Dorothy Lumley Melrose helped raise money to rebuild what is now the Orlando Public Library, taught at Memorial Middle School, and later in life became the first female stockbroker in the city. The $1 million from Melrose's family foundation is the largest single donation made to the Orange County Library System, which was named the Library of the Future in 2011 by the American Library Association.

== Awards ==
In 2017, the library received a Dollar General Literacy Foundation Award for $10,000 to expand its ESL classes. In June 2017, the library received a $25,000 grant for the Sunshine State Author Series from the Florida Department of State Division of Cultural Affairs.

In August 2018, the library was a recipient of the Disney grant for $50,000. In 2018, OCLS received a National Medal for Museum and Library Service from the Institute of Museum and Library Services.

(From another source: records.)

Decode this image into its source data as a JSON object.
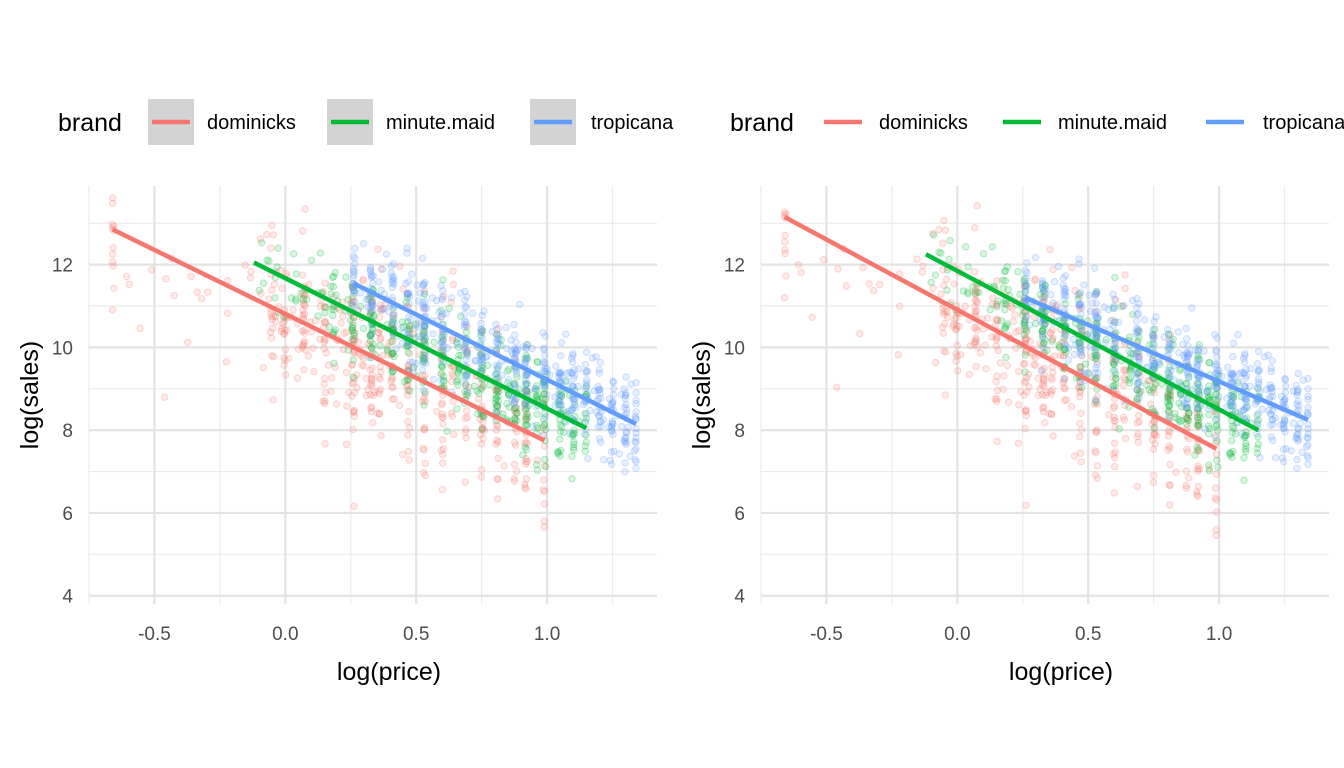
{
  "chart_data": [
    {
      "type": "scatter",
      "title": "",
      "xlabel": "log(price)",
      "ylabel": "log(sales)",
      "xlim": [
        -0.75,
        1.42
      ],
      "ylim": [
        3.8,
        13.9
      ],
      "x_ticks": [
        -0.5,
        0.0,
        0.5,
        1.0
      ],
      "x_tick_labels": [
        "-0.5",
        "0.0",
        "0.5",
        "1.0"
      ],
      "y_ticks": [
        4,
        6,
        8,
        10,
        12
      ],
      "y_tick_labels": [
        "4",
        "6",
        "8",
        "10",
        "12"
      ],
      "grid": true,
      "legend": {
        "title": "brand",
        "position": "top",
        "key_background": "#d3d3d3"
      },
      "point_alpha": 0.15,
      "series": [
        {
          "name": "dominicks",
          "color": "#F8766D",
          "x_range": [
            -0.66,
            0.99
          ],
          "fit_line": [
            [
              -0.66,
              12.85
            ],
            [
              0.99,
              7.75
            ]
          ]
        },
        {
          "name": "minute.maid",
          "color": "#00BA38",
          "x_range": [
            -0.12,
            1.15
          ],
          "fit_line": [
            [
              -0.12,
              12.05
            ],
            [
              1.15,
              8.05
            ]
          ]
        },
        {
          "name": "tropicana",
          "color": "#619CFF",
          "x_range": [
            0.26,
            1.34
          ],
          "fit_line": [
            [
              0.26,
              11.55
            ],
            [
              1.34,
              8.15
            ]
          ]
        }
      ]
    },
    {
      "type": "scatter",
      "title": "",
      "xlabel": "log(price)",
      "ylabel": "log(sales)",
      "xlim": [
        -0.75,
        1.42
      ],
      "ylim": [
        3.8,
        13.9
      ],
      "x_ticks": [
        -0.5,
        0.0,
        0.5,
        1.0
      ],
      "x_tick_labels": [
        "-0.5",
        "0.0",
        "0.5",
        "1.0"
      ],
      "y_ticks": [
        4,
        6,
        8,
        10,
        12
      ],
      "y_tick_labels": [
        "4",
        "6",
        "8",
        "10",
        "12"
      ],
      "grid": true,
      "legend": {
        "title": "brand",
        "position": "top",
        "key_background": "none"
      },
      "point_alpha": 0.15,
      "series": [
        {
          "name": "dominicks",
          "color": "#F8766D",
          "x_range": [
            -0.66,
            0.99
          ],
          "fit_line": [
            [
              -0.66,
              13.15
            ],
            [
              0.99,
              7.55
            ]
          ]
        },
        {
          "name": "minute.maid",
          "color": "#00BA38",
          "x_range": [
            -0.12,
            1.15
          ],
          "fit_line": [
            [
              -0.12,
              12.25
            ],
            [
              1.15,
              8.0
            ]
          ]
        },
        {
          "name": "tropicana",
          "color": "#619CFF",
          "x_range": [
            0.26,
            1.34
          ],
          "fit_line": [
            [
              0.26,
              11.2
            ],
            [
              1.34,
              8.25
            ]
          ]
        }
      ]
    }
  ]
}
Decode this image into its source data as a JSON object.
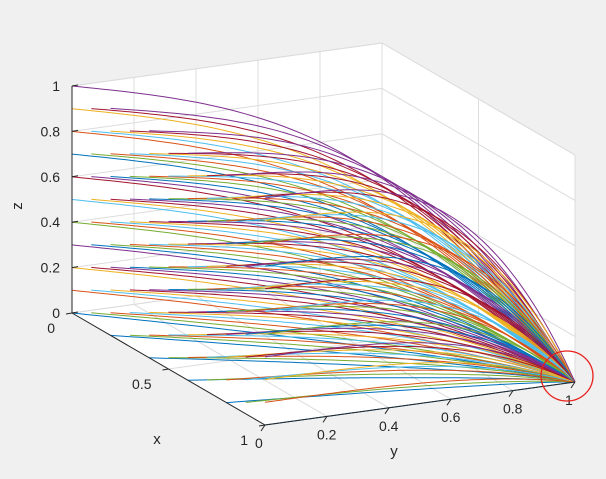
{
  "chart_data": {
    "type": "line",
    "subtype": "3d-trajectories",
    "title": "",
    "xlabel": "x",
    "ylabel": "y",
    "zlabel": "z",
    "xlim": [
      0,
      1
    ],
    "ylim": [
      0,
      1
    ],
    "zlim": [
      0,
      1
    ],
    "x_ticks": [
      "0",
      "0.5",
      "1"
    ],
    "y_ticks": [
      "0",
      "0.2",
      "0.4",
      "0.6",
      "0.8",
      "1"
    ],
    "z_ticks": [
      "0",
      "0.2",
      "0.4",
      "0.6",
      "0.8",
      "1"
    ],
    "grid": true,
    "box": "back-planes",
    "convergence_point": {
      "x": 1,
      "y": 1,
      "z": 0
    },
    "annotation": {
      "kind": "circle",
      "color": "#e8201a",
      "around": "convergence point (1, 1, 0)"
    },
    "series_colors": [
      "#0072bd",
      "#d95319",
      "#edb120",
      "#7e2f8e",
      "#77ac30",
      "#4dbeee",
      "#a2142f"
    ],
    "series": [
      {
        "x": 0.0,
        "z": 0.0,
        "color": "#0072bd"
      },
      {
        "x": 0.0,
        "z": 0.1,
        "color": "#d95319"
      },
      {
        "x": 0.0,
        "z": 0.2,
        "color": "#edb120"
      },
      {
        "x": 0.0,
        "z": 0.3,
        "color": "#7e2f8e"
      },
      {
        "x": 0.0,
        "z": 0.4,
        "color": "#77ac30"
      },
      {
        "x": 0.0,
        "z": 0.5,
        "color": "#4dbeee"
      },
      {
        "x": 0.0,
        "z": 0.6,
        "color": "#a2142f"
      },
      {
        "x": 0.0,
        "z": 0.7,
        "color": "#0072bd"
      },
      {
        "x": 0.0,
        "z": 0.8,
        "color": "#d95319"
      },
      {
        "x": 0.0,
        "z": 0.9,
        "color": "#edb120"
      },
      {
        "x": 0.0,
        "z": 1.0,
        "color": "#7e2f8e"
      },
      {
        "x": 0.1,
        "z": 0.05,
        "color": "#77ac30"
      },
      {
        "x": 0.1,
        "z": 0.15,
        "color": "#4dbeee"
      },
      {
        "x": 0.1,
        "z": 0.25,
        "color": "#a2142f"
      },
      {
        "x": 0.1,
        "z": 0.35,
        "color": "#0072bd"
      },
      {
        "x": 0.1,
        "z": 0.45,
        "color": "#d95319"
      },
      {
        "x": 0.1,
        "z": 0.55,
        "color": "#edb120"
      },
      {
        "x": 0.1,
        "z": 0.65,
        "color": "#7e2f8e"
      },
      {
        "x": 0.1,
        "z": 0.75,
        "color": "#77ac30"
      },
      {
        "x": 0.1,
        "z": 0.85,
        "color": "#4dbeee"
      },
      {
        "x": 0.1,
        "z": 0.95,
        "color": "#a2142f"
      },
      {
        "x": 0.2,
        "z": 0.0,
        "color": "#0072bd"
      },
      {
        "x": 0.2,
        "z": 0.1,
        "color": "#d95319"
      },
      {
        "x": 0.2,
        "z": 0.2,
        "color": "#edb120"
      },
      {
        "x": 0.2,
        "z": 0.3,
        "color": "#7e2f8e"
      },
      {
        "x": 0.2,
        "z": 0.4,
        "color": "#77ac30"
      },
      {
        "x": 0.2,
        "z": 0.5,
        "color": "#4dbeee"
      },
      {
        "x": 0.2,
        "z": 0.6,
        "color": "#a2142f"
      },
      {
        "x": 0.2,
        "z": 0.7,
        "color": "#0072bd"
      },
      {
        "x": 0.2,
        "z": 0.8,
        "color": "#d95319"
      },
      {
        "x": 0.2,
        "z": 0.9,
        "color": "#edb120"
      },
      {
        "x": 0.2,
        "z": 1.0,
        "color": "#7e2f8e"
      },
      {
        "x": 0.3,
        "z": 0.05,
        "color": "#77ac30"
      },
      {
        "x": 0.3,
        "z": 0.15,
        "color": "#4dbeee"
      },
      {
        "x": 0.3,
        "z": 0.25,
        "color": "#a2142f"
      },
      {
        "x": 0.3,
        "z": 0.35,
        "color": "#0072bd"
      },
      {
        "x": 0.3,
        "z": 0.45,
        "color": "#d95319"
      },
      {
        "x": 0.3,
        "z": 0.55,
        "color": "#edb120"
      },
      {
        "x": 0.3,
        "z": 0.65,
        "color": "#7e2f8e"
      },
      {
        "x": 0.3,
        "z": 0.75,
        "color": "#77ac30"
      },
      {
        "x": 0.3,
        "z": 0.85,
        "color": "#4dbeee"
      },
      {
        "x": 0.3,
        "z": 0.95,
        "color": "#a2142f"
      },
      {
        "x": 0.4,
        "z": 0.0,
        "color": "#0072bd"
      },
      {
        "x": 0.4,
        "z": 0.1,
        "color": "#d95319"
      },
      {
        "x": 0.4,
        "z": 0.2,
        "color": "#edb120"
      },
      {
        "x": 0.4,
        "z": 0.3,
        "color": "#7e2f8e"
      },
      {
        "x": 0.4,
        "z": 0.4,
        "color": "#77ac30"
      },
      {
        "x": 0.4,
        "z": 0.5,
        "color": "#4dbeee"
      },
      {
        "x": 0.4,
        "z": 0.6,
        "color": "#a2142f"
      },
      {
        "x": 0.4,
        "z": 0.7,
        "color": "#0072bd"
      },
      {
        "x": 0.4,
        "z": 0.8,
        "color": "#d95319"
      },
      {
        "x": 0.4,
        "z": 0.9,
        "color": "#edb120"
      },
      {
        "x": 0.4,
        "z": 1.0,
        "color": "#7e2f8e"
      },
      {
        "x": 0.5,
        "z": 0.05,
        "color": "#77ac30"
      },
      {
        "x": 0.5,
        "z": 0.15,
        "color": "#4dbeee"
      },
      {
        "x": 0.5,
        "z": 0.25,
        "color": "#a2142f"
      },
      {
        "x": 0.5,
        "z": 0.35,
        "color": "#0072bd"
      },
      {
        "x": 0.5,
        "z": 0.45,
        "color": "#d95319"
      },
      {
        "x": 0.5,
        "z": 0.55,
        "color": "#edb120"
      },
      {
        "x": 0.5,
        "z": 0.65,
        "color": "#7e2f8e"
      },
      {
        "x": 0.5,
        "z": 0.75,
        "color": "#77ac30"
      },
      {
        "x": 0.5,
        "z": 0.85,
        "color": "#4dbeee"
      },
      {
        "x": 0.5,
        "z": 0.95,
        "color": "#a2142f"
      },
      {
        "x": 0.6,
        "z": 0.0,
        "color": "#0072bd"
      },
      {
        "x": 0.6,
        "z": 0.1,
        "color": "#d95319"
      },
      {
        "x": 0.6,
        "z": 0.2,
        "color": "#edb120"
      },
      {
        "x": 0.6,
        "z": 0.3,
        "color": "#7e2f8e"
      },
      {
        "x": 0.6,
        "z": 0.4,
        "color": "#77ac30"
      },
      {
        "x": 0.6,
        "z": 0.5,
        "color": "#4dbeee"
      },
      {
        "x": 0.6,
        "z": 0.6,
        "color": "#a2142f"
      },
      {
        "x": 0.6,
        "z": 0.7,
        "color": "#0072bd"
      },
      {
        "x": 0.6,
        "z": 0.8,
        "color": "#d95319"
      },
      {
        "x": 0.6,
        "z": 0.9,
        "color": "#edb120"
      },
      {
        "x": 0.6,
        "z": 1.0,
        "color": "#7e2f8e"
      },
      {
        "x": 0.7,
        "z": 0.05,
        "color": "#77ac30"
      },
      {
        "x": 0.7,
        "z": 0.15,
        "color": "#4dbeee"
      },
      {
        "x": 0.7,
        "z": 0.25,
        "color": "#a2142f"
      },
      {
        "x": 0.7,
        "z": 0.35,
        "color": "#0072bd"
      },
      {
        "x": 0.7,
        "z": 0.45,
        "color": "#d95319"
      },
      {
        "x": 0.7,
        "z": 0.55,
        "color": "#edb120"
      },
      {
        "x": 0.7,
        "z": 0.65,
        "color": "#7e2f8e"
      },
      {
        "x": 0.7,
        "z": 0.75,
        "color": "#77ac30"
      },
      {
        "x": 0.7,
        "z": 0.85,
        "color": "#4dbeee"
      },
      {
        "x": 0.7,
        "z": 0.95,
        "color": "#a2142f"
      },
      {
        "x": 0.8,
        "z": 0.0,
        "color": "#0072bd"
      },
      {
        "x": 0.8,
        "z": 0.1,
        "color": "#d95319"
      },
      {
        "x": 0.8,
        "z": 0.2,
        "color": "#edb120"
      },
      {
        "x": 0.8,
        "z": 0.3,
        "color": "#7e2f8e"
      },
      {
        "x": 0.8,
        "z": 0.4,
        "color": "#77ac30"
      },
      {
        "x": 0.8,
        "z": 0.5,
        "color": "#4dbeee"
      },
      {
        "x": 0.8,
        "z": 0.6,
        "color": "#a2142f"
      },
      {
        "x": 0.8,
        "z": 0.7,
        "color": "#0072bd"
      },
      {
        "x": 0.8,
        "z": 0.8,
        "color": "#d95319"
      },
      {
        "x": 0.8,
        "z": 0.9,
        "color": "#edb120"
      },
      {
        "x": 0.8,
        "z": 1.0,
        "color": "#7e2f8e"
      },
      {
        "x": 0.9,
        "z": 0.05,
        "color": "#77ac30"
      },
      {
        "x": 0.9,
        "z": 0.15,
        "color": "#4dbeee"
      },
      {
        "x": 0.9,
        "z": 0.25,
        "color": "#a2142f"
      },
      {
        "x": 0.9,
        "z": 0.35,
        "color": "#0072bd"
      },
      {
        "x": 0.9,
        "z": 0.45,
        "color": "#d95319"
      },
      {
        "x": 0.9,
        "z": 0.55,
        "color": "#edb120"
      },
      {
        "x": 0.9,
        "z": 0.65,
        "color": "#7e2f8e"
      },
      {
        "x": 0.9,
        "z": 0.75,
        "color": "#77ac30"
      },
      {
        "x": 0.9,
        "z": 0.85,
        "color": "#4dbeee"
      },
      {
        "x": 0.9,
        "z": 0.95,
        "color": "#a2142f"
      },
      {
        "x": 1.0,
        "z": 0.0,
        "color": "#0072bd"
      },
      {
        "x": 1.0,
        "z": 0.1,
        "color": "#d95319"
      },
      {
        "x": 1.0,
        "z": 0.2,
        "color": "#edb120"
      },
      {
        "x": 1.0,
        "z": 0.3,
        "color": "#7e2f8e"
      },
      {
        "x": 1.0,
        "z": 0.4,
        "color": "#77ac30"
      },
      {
        "x": 1.0,
        "z": 0.5,
        "color": "#4dbeee"
      },
      {
        "x": 1.0,
        "z": 0.6,
        "color": "#a2142f"
      },
      {
        "x": 1.0,
        "z": 0.7,
        "color": "#0072bd"
      },
      {
        "x": 1.0,
        "z": 0.8,
        "color": "#d95319"
      },
      {
        "x": 1.0,
        "z": 0.9,
        "color": "#edb120"
      },
      {
        "x": 1.0,
        "z": 1.0,
        "color": "#7e2f8e"
      }
    ]
  }
}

In May 2019, the library received the Betty Davis Miller Youth Services Award from the Florida Library Association. In 2021, the library received four awards from the Florida Library Association, including Library of the Year, Librarians Change People's Lives, Youth Services Award, and a Lifetime Achievement Award for director Mary Anne Hodel.

== Special collections ==
OCLS curates three special collections housed on the fourth floor of the Orlando Public Library. These special collections are open to the public.

- The Florida Collection, which preserves Floridiana.
- The Disney Collection, which focuses on the history, films, and theme parks of The Walt Disney Company.
- The Microfilm Collection, containing microfilm versions of Orlando area newspapers and several major U.S. newspapers. Microfilm readers are provided and copies can be made for a small fee.

== Elimination of overdue fines ==
In October 2022, Orange County Library System staff members presented the board of trustees with a recommendation to eliminate fines on overdue materials. Library Director Steve Powell noted that other library systems throughout the country that have abolished fines have seen an increase in returned overdue items and an increase in library usage. The motion carried 4–0.

Effective on October 16, the Orange County Library System stopped collecting fines on overdue materials. This decision was made in preparation for the Orange County Library System's 100-year anniversary in 2023.